Il y a quelques jours, la décision du ministre des Finances Doudou Fwamba suspendant à titre conservatoire le Coordonnateur de la CFEF Alain Lungungu Kisoso a laissé perplexe l’opinion. Et pour cause, ce digne fils s’évertue à matérialiser la vision du Chef de l’État dans le respect des principes de bonne gouvernance.
En outre, cette décision comporte de graves violations de droits garantis notamment l’absence de flagrance nécessitant des mesures conservatoires mettant en cause le Coordonnateur de la CFEF sur des griefs non fondés et dont il n’a jamais reçu de communication préalable pour lui permettre de présenter des réponses appropriées.

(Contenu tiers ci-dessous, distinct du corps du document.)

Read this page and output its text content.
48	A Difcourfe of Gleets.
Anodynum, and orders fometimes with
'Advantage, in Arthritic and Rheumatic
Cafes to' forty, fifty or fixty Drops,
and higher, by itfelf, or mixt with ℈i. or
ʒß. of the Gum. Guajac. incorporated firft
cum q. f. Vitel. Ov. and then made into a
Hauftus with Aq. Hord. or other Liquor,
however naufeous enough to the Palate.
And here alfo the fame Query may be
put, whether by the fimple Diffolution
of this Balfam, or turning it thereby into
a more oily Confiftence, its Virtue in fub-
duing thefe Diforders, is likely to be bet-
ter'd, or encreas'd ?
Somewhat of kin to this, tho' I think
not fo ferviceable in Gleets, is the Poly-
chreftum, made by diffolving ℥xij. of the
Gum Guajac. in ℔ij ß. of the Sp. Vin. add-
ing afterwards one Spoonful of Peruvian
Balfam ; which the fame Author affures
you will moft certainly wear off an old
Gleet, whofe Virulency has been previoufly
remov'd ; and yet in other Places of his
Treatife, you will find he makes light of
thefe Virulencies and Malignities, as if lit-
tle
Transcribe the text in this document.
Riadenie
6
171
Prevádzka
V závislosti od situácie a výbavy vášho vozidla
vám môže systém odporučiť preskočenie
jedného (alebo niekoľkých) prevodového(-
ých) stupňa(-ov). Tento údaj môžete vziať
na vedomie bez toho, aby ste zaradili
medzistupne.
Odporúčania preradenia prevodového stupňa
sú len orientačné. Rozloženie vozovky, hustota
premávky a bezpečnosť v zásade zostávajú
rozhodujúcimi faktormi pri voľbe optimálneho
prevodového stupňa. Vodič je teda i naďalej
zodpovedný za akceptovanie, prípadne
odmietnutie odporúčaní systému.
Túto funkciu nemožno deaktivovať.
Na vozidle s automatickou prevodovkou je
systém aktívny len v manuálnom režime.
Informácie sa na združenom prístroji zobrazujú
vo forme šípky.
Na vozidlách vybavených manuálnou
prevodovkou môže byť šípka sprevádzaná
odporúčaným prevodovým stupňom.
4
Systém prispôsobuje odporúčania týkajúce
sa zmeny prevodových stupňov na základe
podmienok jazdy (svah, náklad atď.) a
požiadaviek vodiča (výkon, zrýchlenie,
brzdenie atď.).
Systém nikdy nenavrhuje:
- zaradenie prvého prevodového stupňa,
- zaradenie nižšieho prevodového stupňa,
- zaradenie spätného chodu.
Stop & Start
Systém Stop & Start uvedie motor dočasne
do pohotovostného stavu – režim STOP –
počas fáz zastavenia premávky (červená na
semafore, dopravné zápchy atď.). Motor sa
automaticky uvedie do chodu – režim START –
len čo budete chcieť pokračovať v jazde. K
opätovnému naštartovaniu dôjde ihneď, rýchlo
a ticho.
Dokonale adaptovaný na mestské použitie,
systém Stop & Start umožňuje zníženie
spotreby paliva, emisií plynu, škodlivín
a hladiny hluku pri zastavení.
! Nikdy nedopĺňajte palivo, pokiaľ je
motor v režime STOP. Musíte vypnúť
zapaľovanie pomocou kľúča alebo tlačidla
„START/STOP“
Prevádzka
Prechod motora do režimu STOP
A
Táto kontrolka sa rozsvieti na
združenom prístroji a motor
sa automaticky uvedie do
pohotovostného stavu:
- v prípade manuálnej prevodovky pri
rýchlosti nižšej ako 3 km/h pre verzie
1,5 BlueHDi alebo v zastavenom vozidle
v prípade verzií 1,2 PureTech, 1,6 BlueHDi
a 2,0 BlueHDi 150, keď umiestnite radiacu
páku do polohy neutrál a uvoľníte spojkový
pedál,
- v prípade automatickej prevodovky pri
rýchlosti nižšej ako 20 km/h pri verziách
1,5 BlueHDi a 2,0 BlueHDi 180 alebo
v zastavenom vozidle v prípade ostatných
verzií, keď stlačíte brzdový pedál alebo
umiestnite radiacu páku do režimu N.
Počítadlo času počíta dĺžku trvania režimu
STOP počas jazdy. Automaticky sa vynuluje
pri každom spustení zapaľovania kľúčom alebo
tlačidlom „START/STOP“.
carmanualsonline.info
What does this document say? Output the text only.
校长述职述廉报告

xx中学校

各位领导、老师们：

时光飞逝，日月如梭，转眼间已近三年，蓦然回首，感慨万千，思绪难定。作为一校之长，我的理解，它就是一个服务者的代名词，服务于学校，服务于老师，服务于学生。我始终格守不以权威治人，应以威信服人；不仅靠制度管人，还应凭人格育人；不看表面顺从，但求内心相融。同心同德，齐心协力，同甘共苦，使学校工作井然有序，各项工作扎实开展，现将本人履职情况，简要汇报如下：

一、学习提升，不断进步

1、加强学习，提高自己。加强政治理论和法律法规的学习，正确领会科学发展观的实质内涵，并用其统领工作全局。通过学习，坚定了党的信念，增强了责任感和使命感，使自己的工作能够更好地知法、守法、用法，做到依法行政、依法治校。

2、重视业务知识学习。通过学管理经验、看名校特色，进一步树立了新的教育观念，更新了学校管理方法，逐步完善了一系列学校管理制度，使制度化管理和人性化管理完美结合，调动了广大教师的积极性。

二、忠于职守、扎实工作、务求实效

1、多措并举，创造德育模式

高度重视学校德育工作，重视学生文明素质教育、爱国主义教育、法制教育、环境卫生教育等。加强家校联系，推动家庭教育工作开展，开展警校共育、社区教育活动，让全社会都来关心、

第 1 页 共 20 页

Et cela en toute transparence et dans le respect des obligations de recevabilité.
Et pourtant, les droits de la défense et la règle du contradictoire sont garantis par la Constitution. Sans oublier, les audits qui attestent la bonne gestion. Sans parti pris, les résultats enregistrés dans le cadre du PDL-145T parlent d’eux-mêmes. Au 31 mars 2026, 386 ouvrages sur les 635 prévus ont été réceptionnés, soit un taux d’exécution de 60,8 %.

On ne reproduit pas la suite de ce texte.